Visually the game is really something to behold with massive draw distances and enough variety in the terrain to make almost every location feel worthy of a screenshot. With the opening sequence dropping you off at the highest point in the game it really drives home how much you can see and also the verticality that’s in the environment. The roads feel like they have a lot more variety in their layout and leveling which I think makes it a more challenging environment for the offroad and trailblazer events. Occasionally I’ve seen some object pop-in when driving which can be understood considering the density of the environment but it’s more an exception to the rule and more often than not there’s little to break the immersion of you being in this big world that stretches beyond your view. With over five hundred cars to choose from there’s a good chance you’ll find a favourite or maybe even your daily drive among the selection. Some cars will be familiar to series veterans but if you’re worried that the developers cut and paste models from past games to make up the numbers I think you’ll find there’s nothing to worry about because they look better than ever.
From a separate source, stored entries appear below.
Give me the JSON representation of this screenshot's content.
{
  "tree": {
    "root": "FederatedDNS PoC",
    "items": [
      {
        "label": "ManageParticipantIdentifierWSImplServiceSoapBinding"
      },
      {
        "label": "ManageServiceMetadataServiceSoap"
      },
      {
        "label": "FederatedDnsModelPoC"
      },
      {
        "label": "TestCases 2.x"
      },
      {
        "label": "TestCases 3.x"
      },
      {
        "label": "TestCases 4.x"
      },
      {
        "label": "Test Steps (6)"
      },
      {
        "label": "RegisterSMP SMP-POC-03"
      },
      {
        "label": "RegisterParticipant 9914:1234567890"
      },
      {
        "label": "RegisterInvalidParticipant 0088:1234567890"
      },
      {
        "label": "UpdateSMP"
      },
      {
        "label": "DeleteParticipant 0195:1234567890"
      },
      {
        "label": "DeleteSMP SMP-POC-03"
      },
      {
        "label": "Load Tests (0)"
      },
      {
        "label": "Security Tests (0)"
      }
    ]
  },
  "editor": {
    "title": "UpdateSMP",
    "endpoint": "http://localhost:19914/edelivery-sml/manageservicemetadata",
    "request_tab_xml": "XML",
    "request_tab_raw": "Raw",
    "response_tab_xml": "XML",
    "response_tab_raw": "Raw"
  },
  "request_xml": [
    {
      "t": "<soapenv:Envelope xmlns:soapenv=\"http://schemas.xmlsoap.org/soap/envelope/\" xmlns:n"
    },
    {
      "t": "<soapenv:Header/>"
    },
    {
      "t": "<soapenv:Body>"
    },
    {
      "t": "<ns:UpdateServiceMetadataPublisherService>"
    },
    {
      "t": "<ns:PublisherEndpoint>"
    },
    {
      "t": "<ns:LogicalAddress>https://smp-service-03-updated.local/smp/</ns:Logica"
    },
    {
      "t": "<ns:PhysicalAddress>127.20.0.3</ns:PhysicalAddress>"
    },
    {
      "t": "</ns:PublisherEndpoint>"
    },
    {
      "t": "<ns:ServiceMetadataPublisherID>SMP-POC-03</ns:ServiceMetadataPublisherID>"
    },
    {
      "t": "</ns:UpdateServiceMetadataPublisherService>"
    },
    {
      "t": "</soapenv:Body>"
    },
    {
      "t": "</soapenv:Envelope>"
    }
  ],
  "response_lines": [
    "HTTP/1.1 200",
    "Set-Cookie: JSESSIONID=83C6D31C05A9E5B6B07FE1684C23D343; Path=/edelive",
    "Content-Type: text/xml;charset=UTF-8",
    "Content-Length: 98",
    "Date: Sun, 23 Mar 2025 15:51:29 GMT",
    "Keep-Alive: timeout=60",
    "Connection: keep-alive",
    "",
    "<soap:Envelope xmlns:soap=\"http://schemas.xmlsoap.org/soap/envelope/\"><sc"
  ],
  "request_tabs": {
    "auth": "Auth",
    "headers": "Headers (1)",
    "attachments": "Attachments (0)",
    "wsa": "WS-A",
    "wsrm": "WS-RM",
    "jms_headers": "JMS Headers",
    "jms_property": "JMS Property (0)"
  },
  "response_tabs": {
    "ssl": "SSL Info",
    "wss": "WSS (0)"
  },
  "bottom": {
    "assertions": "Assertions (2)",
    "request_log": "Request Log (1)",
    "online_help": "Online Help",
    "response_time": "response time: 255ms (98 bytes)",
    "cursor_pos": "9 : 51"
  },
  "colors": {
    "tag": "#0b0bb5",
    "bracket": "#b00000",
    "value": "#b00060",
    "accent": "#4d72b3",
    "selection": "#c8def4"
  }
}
I’ve REALLY got to say something about the audio too. As amazing as this game looks the sound really comes close to topping it. I don’t know if they’ve change the sound mix but it really feels like there’s better separation that helps on the surround end and there’s a lot more noticeable background effects too. It really hammers home that driving through a town is not the same as driving through the wilderness. Coupled with the updated radio stations I just crank the volume up and enjoy everything coming through the speakers. Worth mentioning you may want to turn the default radio sound level down a little if you want to hear any other players talking in your party… 😉
I can’t really complain about anything in the game as it is right now, even with the bugs. There are launch issues which seem due to the team not being prepared for the massive uptick in users which hammered the servers right from the start but that’s become less of an issue over time. The game does support quick resume but restarting the game does lead to disconnect messages which perhaps could be handled better. Closest I can get to being a real negative is thinking that in five years when expired licenses cause the game to be removed from marketplaces it’s going to be another tragedy because this is a series where each entry deserves to live on for both old and new players to enjoy. I really hope they figure that aspect out. That’s all in the future – right now it’s a great racing game that deserves to be on your radar if driving cars up, over and through the countryside is your thing. If it doesn’t sound like a game you’ll enjoy you might want to at least try it because it’ll do it’s best to convince you otherwise and that’s pretty cool to experience too. 🙂
Forza Horizon 5 is out now for PC and Xbox. Played on an Xbox Series X via Game Pass.